I am having a hard time with visualization, and translating it to reality. I had this problem with math and again with neuroscience, and again with computer science. Finally, it's the central tension around me and why I feel like I can't do work properly.
First, I can't tell if I don't self-monitor well enough, if I'm overly attentive, or if I am simply not approaching self-evaluation of my work appropriately. I can tell myself not to make excuses and whatnot but I seem to have lost this internal ability.
I suppose I should work, once again, on strengthening my inner voice and challenging its negative side. It's pretty negative. If I had health insurance that covered it, I would get a therapist and investigate whether I have attention deficit disorder. I have a really hard time sustaining mental effort---I always have. I always thought that getting work that I was utterly fascinated in would be the solution, but so far that hasn't worked, despite the fact that I practically live for the job I'm doing now, when I'm not at the office.

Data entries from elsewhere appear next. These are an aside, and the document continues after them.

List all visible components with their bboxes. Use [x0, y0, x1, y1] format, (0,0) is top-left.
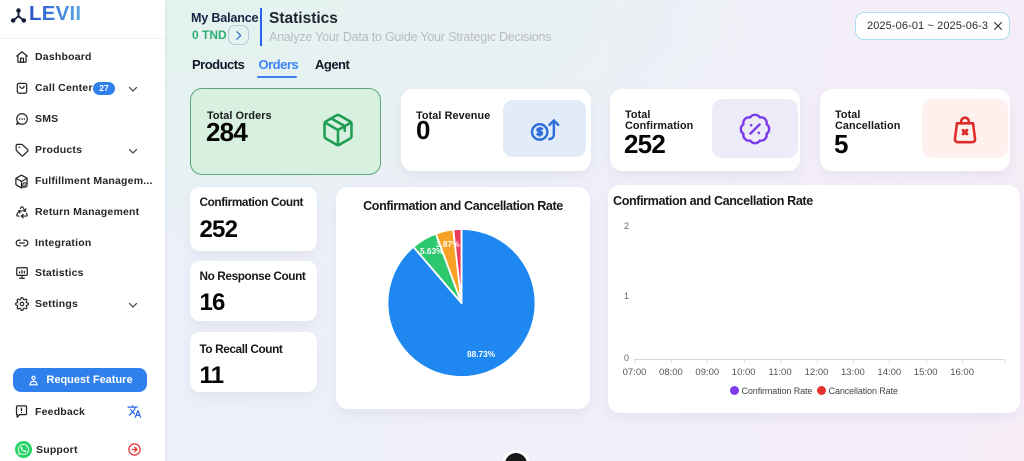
svg-text:88.73%: 88.73% [467, 349, 496, 359]
svg-text:3.87%: 3.87% [436, 239, 460, 249]
svg-text:5.63%: 5.63% [420, 246, 444, 256]
svg-text:a: a [24, 183, 27, 188]
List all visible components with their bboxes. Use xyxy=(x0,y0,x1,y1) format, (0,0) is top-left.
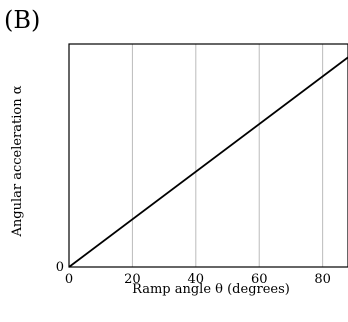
x-tick-label-0: 0 xyxy=(65,272,73,287)
panel-label: (B) xyxy=(4,6,40,34)
y-axis-ticks: 0 xyxy=(56,260,64,275)
x-tick-label-20: 20 xyxy=(124,272,141,287)
grid-lines xyxy=(131,44,324,267)
y-tick-label-0: 0 xyxy=(56,260,64,275)
y-axis-label: Angular acceleration α xyxy=(10,85,25,237)
x-axis-ticks: 0 20 40 60 80 xyxy=(65,272,331,287)
x-axis-label: Ramp angle θ (degrees) xyxy=(132,282,290,297)
x-tick-label-80: 80 xyxy=(314,272,331,287)
x-tick-label-60: 60 xyxy=(251,272,268,287)
plot-frame xyxy=(68,43,348,268)
series-layer xyxy=(68,56,348,268)
x-tick-label-40: 40 xyxy=(188,272,205,287)
series-line-0 xyxy=(68,56,348,268)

Second, I feel like the foundations upon which my knowledge and intellect are based must be false. I get shy and clam up in the face of authority, be it derived from age or plain confidence, intelligence or arrogance. Unless I perceive my opponent or compatriot to be my equal, I never feel free expressing what I mean to say.
I suppose a part of me accepts that because of my upbringing-which was a fairly volatile one.
All I know is, I am really trying hard to put forth the effort to change. I just hope I am working smart as well as hard, because I am dying to see results on this very thing.